When I go out to read as a guest to writer’s groups these days, no one is really interested in hearing me read my work. Instead, everyone is interested at hearing of my adventures as a writer struggling to break into the big time. They want to know about my travails in the old self•publishing days, of the myriad rejection slips, of the near misses with publishers, of speed dating with agents, of trade publishing experiences, distribution woes, online marketing, where I get my ideas, how many ideas are left, social networking, blogging, radio and TV interviews, shameless self•promotion and…and… the liberating messiah they all hope it will be: the e•book.
Will the e•book finally become the mp3 of publishing, enabling writer•to•reader transactions off the former’s website, cutting out middlemen (publishers, publicists, distributors, retailers etc)? Could we build sufficient loyalty in our online readership platforms, feed them downloads of books and short stories in any e•book format, for a donation, and thereby recruit benefactors with financial contributions far in excess of what a provincial or federal arts council can provide us in subsidy, now that royalties from publishers are dwindling faster than ever? Will we finally be one•on•one with the readers whom we wrote these stories for in the first place? Politicians face their audiences when making public speeches, performing musicians do the same at concerts, stage actors too when they step out of the wings. But writers are like movie actors: they go through a multitude of arbitrary filters, before their work is exposed to their final arbiters. Would e•books solve that problem? When would the inflection point come when e•books outnumber traditional books? When am I going to launch an e•book?

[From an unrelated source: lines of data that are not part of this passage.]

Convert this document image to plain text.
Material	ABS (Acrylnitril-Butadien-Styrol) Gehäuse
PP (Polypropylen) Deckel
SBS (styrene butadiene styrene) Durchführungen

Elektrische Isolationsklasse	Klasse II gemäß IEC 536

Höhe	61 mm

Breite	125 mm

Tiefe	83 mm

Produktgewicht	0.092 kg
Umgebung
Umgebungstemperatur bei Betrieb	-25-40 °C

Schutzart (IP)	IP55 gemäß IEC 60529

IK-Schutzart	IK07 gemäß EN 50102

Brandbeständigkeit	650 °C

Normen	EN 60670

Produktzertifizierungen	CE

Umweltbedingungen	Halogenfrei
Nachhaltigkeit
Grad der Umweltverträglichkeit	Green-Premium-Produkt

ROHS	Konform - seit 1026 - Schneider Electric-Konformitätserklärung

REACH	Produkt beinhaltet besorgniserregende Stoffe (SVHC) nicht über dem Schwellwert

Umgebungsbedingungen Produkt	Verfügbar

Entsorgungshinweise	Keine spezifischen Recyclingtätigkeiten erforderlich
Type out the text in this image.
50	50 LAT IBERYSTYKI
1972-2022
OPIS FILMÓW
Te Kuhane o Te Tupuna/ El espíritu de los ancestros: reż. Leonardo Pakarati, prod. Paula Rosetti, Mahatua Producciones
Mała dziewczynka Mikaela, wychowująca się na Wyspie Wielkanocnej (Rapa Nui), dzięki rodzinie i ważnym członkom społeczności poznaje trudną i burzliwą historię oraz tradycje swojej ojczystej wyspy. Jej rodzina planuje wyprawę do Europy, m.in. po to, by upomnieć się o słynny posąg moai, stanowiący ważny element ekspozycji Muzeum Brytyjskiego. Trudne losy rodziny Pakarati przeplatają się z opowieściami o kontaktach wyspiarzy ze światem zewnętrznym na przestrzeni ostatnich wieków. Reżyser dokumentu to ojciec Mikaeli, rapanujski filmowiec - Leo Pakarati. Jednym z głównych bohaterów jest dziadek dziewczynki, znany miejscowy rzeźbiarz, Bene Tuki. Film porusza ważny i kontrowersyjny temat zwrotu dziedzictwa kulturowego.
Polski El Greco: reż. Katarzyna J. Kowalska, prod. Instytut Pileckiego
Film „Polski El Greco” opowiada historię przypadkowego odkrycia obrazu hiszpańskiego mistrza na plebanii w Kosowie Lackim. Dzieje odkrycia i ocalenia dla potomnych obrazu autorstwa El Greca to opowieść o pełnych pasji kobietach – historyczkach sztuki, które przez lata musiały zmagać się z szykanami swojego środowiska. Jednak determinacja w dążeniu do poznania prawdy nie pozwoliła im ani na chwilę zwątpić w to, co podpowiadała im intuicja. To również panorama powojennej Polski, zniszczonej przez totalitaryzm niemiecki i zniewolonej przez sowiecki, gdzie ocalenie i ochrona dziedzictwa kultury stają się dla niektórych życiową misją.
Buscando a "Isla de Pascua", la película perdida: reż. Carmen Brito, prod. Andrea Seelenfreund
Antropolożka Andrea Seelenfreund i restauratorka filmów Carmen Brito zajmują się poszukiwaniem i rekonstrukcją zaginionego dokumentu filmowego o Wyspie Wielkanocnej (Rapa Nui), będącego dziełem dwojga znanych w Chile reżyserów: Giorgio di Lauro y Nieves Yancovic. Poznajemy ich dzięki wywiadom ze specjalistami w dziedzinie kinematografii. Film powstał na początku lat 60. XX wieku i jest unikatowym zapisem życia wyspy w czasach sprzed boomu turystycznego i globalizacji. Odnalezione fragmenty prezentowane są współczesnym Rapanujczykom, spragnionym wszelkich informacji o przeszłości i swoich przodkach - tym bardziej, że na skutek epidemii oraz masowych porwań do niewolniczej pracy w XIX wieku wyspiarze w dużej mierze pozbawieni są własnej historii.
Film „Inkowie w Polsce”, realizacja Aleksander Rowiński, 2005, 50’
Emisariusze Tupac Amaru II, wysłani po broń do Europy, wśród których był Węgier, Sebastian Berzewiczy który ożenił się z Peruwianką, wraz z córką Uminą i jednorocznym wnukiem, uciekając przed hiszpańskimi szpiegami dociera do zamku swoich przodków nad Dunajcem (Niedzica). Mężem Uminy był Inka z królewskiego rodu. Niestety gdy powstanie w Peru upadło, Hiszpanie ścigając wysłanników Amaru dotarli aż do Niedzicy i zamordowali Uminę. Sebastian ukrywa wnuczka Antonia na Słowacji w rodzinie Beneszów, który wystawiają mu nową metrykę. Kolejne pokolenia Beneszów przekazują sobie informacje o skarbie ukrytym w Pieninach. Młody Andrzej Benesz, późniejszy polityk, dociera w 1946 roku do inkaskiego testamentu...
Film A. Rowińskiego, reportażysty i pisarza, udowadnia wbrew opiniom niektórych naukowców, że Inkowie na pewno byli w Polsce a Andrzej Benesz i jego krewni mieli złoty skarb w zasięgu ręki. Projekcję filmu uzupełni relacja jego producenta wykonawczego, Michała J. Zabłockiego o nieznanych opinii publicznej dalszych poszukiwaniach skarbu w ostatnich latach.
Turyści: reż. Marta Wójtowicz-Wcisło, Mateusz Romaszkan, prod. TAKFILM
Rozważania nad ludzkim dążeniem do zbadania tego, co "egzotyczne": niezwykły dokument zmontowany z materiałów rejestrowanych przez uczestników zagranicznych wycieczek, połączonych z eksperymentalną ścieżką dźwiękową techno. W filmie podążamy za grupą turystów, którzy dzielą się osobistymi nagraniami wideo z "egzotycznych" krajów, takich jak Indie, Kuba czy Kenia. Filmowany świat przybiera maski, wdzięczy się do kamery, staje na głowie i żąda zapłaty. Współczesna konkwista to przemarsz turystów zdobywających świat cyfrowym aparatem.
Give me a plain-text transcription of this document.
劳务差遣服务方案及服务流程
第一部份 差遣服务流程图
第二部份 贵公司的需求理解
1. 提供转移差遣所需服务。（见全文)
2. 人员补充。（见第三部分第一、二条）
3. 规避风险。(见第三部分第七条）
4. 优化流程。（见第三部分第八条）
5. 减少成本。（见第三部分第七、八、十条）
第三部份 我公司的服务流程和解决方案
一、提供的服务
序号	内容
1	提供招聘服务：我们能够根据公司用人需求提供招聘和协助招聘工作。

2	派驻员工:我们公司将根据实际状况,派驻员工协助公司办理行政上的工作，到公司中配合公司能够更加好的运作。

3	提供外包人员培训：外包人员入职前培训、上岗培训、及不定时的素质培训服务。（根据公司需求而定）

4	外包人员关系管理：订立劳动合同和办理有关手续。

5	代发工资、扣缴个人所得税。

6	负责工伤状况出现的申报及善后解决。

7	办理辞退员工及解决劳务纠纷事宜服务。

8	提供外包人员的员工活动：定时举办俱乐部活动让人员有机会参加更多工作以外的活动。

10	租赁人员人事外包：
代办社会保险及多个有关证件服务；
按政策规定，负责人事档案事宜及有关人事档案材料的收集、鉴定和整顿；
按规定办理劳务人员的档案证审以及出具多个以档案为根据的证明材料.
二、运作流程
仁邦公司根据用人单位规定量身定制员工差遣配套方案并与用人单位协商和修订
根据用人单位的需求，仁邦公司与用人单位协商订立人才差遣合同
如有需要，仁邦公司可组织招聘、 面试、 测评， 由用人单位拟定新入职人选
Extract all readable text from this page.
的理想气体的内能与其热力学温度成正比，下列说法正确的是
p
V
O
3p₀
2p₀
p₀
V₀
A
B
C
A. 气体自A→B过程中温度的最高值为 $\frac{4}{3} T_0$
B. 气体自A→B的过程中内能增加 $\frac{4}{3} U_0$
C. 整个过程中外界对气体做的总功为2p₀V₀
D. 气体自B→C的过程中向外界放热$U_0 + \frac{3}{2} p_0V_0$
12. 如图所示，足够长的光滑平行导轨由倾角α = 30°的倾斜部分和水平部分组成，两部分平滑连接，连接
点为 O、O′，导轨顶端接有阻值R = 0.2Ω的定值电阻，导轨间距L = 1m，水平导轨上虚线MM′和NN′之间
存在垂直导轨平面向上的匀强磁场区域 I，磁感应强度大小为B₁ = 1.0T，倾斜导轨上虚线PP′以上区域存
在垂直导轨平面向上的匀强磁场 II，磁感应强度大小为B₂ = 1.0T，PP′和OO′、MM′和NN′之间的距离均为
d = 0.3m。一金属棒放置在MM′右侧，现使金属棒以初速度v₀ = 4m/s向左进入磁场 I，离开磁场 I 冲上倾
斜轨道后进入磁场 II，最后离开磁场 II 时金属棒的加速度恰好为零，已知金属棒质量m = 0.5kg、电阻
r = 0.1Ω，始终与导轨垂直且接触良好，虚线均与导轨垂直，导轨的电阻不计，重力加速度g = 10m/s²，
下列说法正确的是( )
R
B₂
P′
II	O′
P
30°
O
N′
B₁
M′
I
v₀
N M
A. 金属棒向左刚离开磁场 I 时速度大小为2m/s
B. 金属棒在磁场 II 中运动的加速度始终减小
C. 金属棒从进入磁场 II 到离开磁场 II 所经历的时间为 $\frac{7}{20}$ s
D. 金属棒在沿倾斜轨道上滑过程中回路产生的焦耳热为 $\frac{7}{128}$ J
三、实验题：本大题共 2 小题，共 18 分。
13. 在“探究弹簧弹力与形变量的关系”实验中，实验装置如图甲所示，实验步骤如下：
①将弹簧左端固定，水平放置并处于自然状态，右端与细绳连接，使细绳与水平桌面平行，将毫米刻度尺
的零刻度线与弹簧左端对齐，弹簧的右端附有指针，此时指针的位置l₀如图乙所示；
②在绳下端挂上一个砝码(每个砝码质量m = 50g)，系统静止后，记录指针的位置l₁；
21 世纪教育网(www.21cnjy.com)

These are the questions I get asked. And frankly, I wish I knew!
What I do know is that, with the pursuit of blockbuster•only titles by the traditional industry, that segment is going to shed even more writers, not assume new ones. The fringe is therefore open to the masses of writers coming on board, many with the notion of “I think I have a book in me,” and the e•book will be their entry point. How will one be noticed in this sea of wannabe ink? Would it mimic POD self•publishing that came out a decade ago? Would e•books be no different from the turbulent seas writers have traditionally cruised in over the centuries, in their makeshift rafts with tattered flags hoisted, in the hope of getting picked up by a glittering cruise ship—SS Publisher—full of thousands of readers?
Something tells me that we have played this record before.